Так значительно сказал великий отец, у которого как раз в родном городе росла именно что незакопанная дочь десяти уже лет!
Короче, пал и этот удар на совершенно обезумевшую семью уже взрослых людей, они часто собирались одни, втроем, вроде были дела на могиле матери, потом они собирались и решали, что делать со страшным гвоздем в двери,
но тут отец благополучно выписался из квартиры, прислав дочери в конверте слова "будьте вы все прокляты", сильное изречение.
И тогда настал период исхода.
Лека по маме была еврейкой, и старший сын, придравшись к этому, уехал навсегда в Израиль, даже носил перед отъездом кипу и цитировал Тору без умолку, как бы сойдя с ума, всем талдычил не останавливаясь, не давая никому сказать словечка. Жена и дети с ним не поехали.
За ним тронулся и младший так и не женившийся брат, и они все время вызывают сестру, а она все не едет, но страшно жалеет и любит их, как бы став маленькой Лекой; братья там живут один при другом, не в силах расстаться, привыкшие к семейному теплу, и работа уже имеется, сданы экзамены, оба дисциплинированные и работящие, как мать и Петр, это он им втемяшил в головы законы жизни своими криками, явно. Мать тоже что-то в этом духе говорила, но более возвышенно: о добре и зле, о пользе и т. д.
Знала бы ты, мама, чем обернулось твое добро, думали дети.
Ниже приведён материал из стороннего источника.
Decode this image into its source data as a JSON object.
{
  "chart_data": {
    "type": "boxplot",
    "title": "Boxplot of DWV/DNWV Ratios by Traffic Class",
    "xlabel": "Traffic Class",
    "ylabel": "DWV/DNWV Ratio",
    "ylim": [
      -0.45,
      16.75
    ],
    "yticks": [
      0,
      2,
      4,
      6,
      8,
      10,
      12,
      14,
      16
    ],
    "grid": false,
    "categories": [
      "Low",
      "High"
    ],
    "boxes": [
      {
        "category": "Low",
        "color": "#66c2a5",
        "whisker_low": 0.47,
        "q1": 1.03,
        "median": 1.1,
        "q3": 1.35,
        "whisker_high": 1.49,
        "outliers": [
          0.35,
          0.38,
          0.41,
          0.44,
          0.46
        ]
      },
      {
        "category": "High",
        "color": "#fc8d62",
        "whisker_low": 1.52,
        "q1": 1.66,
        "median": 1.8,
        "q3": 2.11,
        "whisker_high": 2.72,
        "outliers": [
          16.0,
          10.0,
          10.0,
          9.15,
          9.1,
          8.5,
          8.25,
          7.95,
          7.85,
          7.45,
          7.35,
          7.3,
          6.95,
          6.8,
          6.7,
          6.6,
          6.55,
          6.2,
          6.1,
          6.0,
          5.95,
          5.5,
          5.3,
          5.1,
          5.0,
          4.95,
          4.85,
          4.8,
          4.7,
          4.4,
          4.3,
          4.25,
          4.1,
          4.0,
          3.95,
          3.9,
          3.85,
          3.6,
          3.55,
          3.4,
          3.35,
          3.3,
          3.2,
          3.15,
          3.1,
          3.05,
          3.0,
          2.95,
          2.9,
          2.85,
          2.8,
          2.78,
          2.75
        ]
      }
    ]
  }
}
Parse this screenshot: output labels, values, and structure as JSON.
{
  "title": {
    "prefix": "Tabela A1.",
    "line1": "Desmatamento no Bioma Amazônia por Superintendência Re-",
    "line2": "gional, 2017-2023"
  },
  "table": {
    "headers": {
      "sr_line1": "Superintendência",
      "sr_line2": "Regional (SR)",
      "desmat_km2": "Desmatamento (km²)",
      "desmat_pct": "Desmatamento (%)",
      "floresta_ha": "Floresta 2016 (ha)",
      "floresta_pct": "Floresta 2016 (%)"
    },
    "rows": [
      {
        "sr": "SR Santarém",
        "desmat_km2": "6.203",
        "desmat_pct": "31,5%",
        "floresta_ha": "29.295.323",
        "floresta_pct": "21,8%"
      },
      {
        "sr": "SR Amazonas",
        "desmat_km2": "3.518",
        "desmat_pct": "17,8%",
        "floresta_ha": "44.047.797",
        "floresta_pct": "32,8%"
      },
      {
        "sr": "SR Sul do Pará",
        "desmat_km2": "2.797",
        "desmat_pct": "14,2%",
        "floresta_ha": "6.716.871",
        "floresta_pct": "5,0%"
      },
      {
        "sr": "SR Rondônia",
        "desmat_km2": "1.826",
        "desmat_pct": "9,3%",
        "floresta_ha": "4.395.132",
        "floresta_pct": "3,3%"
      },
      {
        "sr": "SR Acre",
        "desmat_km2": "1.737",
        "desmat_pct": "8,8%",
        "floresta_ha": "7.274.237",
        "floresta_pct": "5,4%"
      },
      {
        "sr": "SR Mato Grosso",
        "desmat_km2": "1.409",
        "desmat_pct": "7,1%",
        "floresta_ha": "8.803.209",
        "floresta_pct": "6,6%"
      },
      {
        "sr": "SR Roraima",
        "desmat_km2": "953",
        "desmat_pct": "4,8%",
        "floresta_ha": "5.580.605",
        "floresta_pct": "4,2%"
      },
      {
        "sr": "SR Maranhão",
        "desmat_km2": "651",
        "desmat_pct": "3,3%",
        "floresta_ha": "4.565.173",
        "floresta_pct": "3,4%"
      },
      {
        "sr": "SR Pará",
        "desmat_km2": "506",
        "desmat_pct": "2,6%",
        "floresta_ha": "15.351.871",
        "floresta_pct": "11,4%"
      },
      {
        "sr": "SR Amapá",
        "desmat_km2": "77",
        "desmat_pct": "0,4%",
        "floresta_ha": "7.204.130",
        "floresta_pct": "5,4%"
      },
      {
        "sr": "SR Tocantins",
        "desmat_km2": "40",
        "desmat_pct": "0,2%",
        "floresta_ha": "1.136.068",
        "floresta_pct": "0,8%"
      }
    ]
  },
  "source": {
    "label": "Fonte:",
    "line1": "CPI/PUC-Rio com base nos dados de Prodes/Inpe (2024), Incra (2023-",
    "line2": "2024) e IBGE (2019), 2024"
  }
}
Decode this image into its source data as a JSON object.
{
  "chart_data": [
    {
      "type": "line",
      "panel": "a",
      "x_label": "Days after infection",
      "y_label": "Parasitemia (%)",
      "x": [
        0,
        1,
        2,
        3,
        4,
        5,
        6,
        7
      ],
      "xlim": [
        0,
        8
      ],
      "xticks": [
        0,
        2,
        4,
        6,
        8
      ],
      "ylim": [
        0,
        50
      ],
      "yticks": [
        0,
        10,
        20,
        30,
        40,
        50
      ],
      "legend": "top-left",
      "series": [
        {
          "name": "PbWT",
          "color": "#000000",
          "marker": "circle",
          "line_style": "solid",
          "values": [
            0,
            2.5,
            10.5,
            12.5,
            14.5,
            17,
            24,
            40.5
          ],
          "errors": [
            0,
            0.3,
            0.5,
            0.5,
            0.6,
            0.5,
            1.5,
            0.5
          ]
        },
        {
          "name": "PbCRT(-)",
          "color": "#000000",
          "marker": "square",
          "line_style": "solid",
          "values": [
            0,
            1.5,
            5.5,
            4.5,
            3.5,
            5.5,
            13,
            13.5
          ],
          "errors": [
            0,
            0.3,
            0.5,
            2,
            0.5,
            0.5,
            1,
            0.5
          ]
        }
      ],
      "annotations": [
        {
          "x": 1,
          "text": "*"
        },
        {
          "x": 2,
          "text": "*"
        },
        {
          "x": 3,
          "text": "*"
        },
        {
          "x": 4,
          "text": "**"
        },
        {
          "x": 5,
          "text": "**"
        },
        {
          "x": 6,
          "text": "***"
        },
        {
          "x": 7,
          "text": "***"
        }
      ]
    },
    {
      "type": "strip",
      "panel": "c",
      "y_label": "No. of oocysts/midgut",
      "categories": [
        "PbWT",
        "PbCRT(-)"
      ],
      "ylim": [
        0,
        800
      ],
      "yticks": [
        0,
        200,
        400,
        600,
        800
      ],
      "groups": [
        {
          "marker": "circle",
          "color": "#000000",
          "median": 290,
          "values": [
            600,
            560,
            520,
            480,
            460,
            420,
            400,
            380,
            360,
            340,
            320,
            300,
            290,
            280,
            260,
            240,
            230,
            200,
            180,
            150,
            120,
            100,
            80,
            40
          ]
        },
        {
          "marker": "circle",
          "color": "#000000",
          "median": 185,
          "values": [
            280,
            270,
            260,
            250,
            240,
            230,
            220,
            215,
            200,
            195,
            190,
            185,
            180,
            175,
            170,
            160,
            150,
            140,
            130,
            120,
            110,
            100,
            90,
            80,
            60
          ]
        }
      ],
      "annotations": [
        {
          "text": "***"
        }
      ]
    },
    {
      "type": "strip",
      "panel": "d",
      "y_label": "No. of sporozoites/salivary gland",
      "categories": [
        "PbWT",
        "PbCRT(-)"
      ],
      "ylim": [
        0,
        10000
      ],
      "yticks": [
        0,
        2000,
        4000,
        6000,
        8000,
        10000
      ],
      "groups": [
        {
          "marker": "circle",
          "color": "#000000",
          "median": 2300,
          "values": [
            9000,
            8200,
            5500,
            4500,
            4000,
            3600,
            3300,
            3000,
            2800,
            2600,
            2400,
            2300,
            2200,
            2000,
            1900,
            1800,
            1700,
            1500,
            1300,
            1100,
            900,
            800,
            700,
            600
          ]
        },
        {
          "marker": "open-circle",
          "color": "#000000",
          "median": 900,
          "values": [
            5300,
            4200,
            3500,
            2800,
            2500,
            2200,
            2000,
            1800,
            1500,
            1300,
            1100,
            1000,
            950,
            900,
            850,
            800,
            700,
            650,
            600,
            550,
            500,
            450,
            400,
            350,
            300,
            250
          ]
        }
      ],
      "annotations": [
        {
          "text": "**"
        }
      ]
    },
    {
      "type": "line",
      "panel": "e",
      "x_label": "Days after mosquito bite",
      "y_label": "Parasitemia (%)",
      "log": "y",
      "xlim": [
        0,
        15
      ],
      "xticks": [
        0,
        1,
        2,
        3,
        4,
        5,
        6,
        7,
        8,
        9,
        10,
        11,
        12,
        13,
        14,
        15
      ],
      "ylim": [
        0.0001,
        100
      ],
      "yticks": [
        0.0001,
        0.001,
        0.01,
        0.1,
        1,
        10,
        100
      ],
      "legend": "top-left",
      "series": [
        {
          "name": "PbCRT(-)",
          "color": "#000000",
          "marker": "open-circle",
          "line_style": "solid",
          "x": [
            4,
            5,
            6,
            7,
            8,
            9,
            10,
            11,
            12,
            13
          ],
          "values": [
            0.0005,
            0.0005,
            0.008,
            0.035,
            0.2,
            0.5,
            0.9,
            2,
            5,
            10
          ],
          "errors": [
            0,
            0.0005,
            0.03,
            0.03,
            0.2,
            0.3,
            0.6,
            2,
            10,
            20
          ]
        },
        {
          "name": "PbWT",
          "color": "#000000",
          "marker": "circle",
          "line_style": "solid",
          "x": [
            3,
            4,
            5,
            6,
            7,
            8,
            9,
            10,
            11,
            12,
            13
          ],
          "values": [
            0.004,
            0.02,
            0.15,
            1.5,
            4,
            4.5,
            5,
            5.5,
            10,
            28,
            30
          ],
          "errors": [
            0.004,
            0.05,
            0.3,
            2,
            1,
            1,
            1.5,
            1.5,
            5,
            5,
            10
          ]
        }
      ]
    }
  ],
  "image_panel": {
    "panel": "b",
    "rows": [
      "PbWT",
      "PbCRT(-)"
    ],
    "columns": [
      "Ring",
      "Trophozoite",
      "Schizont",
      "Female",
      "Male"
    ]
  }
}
В дни рождения братья подолгу говорят с сестрой и гостями, платя потом, видимо, большие деньги по счетам за телефон. Но не в день рождения отца, которого они не простили, новые Гамлеты.
Хотя в мире бывает и так, что дети дружат с новыми детьми, а прежние супруги остаются хорошими знакомыми и совместно обсуждают жизнь детей.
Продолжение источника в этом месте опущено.